TOKYO (Reuters) - A taxi driver in Tokyo has tested positive for the coronavirus, NHK public TV reported, marking a further spread of the disease in Japan even as authorities said some passengers aboard a ship quarantined off its coast would finally be allowed to disembark.
The broadcaster, quoting sources, said the health ministry was trying to trace the route of the contagion, adding that the driver said he had carried passengers who appeared to be Chinese.
No further details were immediately available, including word on the condition of the man, who NHK said was in his 70s. The case is likely to raise further concerns about the spread of the flu-like virus given how many people a city taxi driver has likely been in contact with.
The news came after Japan said it would allow some elderly passengers on the quarantined cruise liner who test negative for the new coronavirus to disembark ahead of schedule and another 44 new cases were confirmed aboard the Diamond Princess.
Health Minister Katsunobu Kato said elderly passengers who have pre-existing conditions or are in windowless rooms would be allowed to leave starting from Friday, rather than the originally targeted date of Feb. 19, and complete their quarantine ashore.
“We will make every effort to ensure the safety and peace of mind of the people,” Kato told a televised news conference, without confirming the number of passengers who may leave ahead of schedule.
With the number of those infected on the cruise ship now up to 218 plus one quarantine officer, concerns have been raised about conditions on the ship, where about 3,500 people remain on board.
The liner was quarantined on arrival in Yokohama, near Tokyo, on Feb. 3 after a man who disembarked from the liner in Hong Kong before it travelled to Japan was diagnosed with the virus that has now killed more than 1,350 in mainland China.

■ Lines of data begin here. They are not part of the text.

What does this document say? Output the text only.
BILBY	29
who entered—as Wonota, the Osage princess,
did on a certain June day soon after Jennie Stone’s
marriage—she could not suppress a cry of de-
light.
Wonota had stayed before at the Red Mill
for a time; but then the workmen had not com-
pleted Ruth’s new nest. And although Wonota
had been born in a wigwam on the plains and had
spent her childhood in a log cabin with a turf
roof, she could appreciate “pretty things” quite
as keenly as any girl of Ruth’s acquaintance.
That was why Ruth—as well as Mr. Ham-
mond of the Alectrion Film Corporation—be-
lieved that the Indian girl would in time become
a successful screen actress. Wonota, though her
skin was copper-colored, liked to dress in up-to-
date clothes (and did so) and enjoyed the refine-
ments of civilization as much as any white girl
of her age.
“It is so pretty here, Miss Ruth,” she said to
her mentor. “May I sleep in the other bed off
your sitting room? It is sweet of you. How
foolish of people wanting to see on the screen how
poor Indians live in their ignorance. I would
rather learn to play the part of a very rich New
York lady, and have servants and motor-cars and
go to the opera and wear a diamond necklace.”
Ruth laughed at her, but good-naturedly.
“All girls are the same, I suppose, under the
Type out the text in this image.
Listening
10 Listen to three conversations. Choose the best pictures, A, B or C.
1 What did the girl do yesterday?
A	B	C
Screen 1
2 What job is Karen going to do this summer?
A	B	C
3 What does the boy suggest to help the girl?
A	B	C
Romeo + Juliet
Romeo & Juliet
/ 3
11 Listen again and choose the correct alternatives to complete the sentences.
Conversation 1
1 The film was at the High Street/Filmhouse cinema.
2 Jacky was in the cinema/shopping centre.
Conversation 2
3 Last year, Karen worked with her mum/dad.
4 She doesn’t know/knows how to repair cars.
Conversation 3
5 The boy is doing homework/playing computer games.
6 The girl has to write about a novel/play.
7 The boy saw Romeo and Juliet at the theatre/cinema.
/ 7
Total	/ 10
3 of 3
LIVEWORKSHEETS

About 80% of the ship passengers were aged 60 or over, with 215 in their 80s and 11 in their 90s, according to Japanese media. The ship typically has a crew of 1,100 and a passenger capacity of 2,670.
The British-flagged Diamond Princess is managed by Princess Cruise Lines, one of the world’s largest cruise lines and a unit of Carnival Corp.
The additional 44 cases included 43 passengers and one crew member, Kyodo news agency said.
Brandon Brown, an expert in international health at the University of California, Riverside, said recycled air on the ship - a concern of some passengers - did not pose a risk.
“The more likely explanation for the spread of infection during quarantine on the ship is the high passenger interaction due to close quarters and limited personal space on any cruise ship,” Brown said.
Concern has also risen about the safety of the crew, after Indian media aired videos in which Indian crew members said they were working in close quarters and appealed for help from Prime Minister Narendra Modi.
A health ministry official could not immediately confirm how many of those infected so far on the ship were crew, but on Wednesday media reported that of 39 new cases, 10 were crew.
Separately, NHK also reported on Thursday that a doctor in central Japan had tested positive for the virus.
Later on Thursday, Prime Minister Shinzo Abe said the cabinet would decide on Friday to spend 10.3 billion yen ($95 million) from the budget reserve to respond to the coronavirus.
With Japan one of the countries worst affected outside China, the spread of the virus has raised concerns about possible impact on the Summer Olympics to be held in Tokyo from July 24.
Tokyo 2020 Olympics President Yoshiro Mori repeated on Thursday that the Games would go ahead as planned.
“I would like to clearly reiterate that cancellation or postponement of the Tokyo Games are not being considered,” he said at the start of a meeting with International Olympic Committee Coordination Commission Chief John Coates.
Hundreds of infections have been reported in more than two dozen countries and territories, but only two people have died from the virus outside mainland China - one in Hong Kong and another in the Philippines.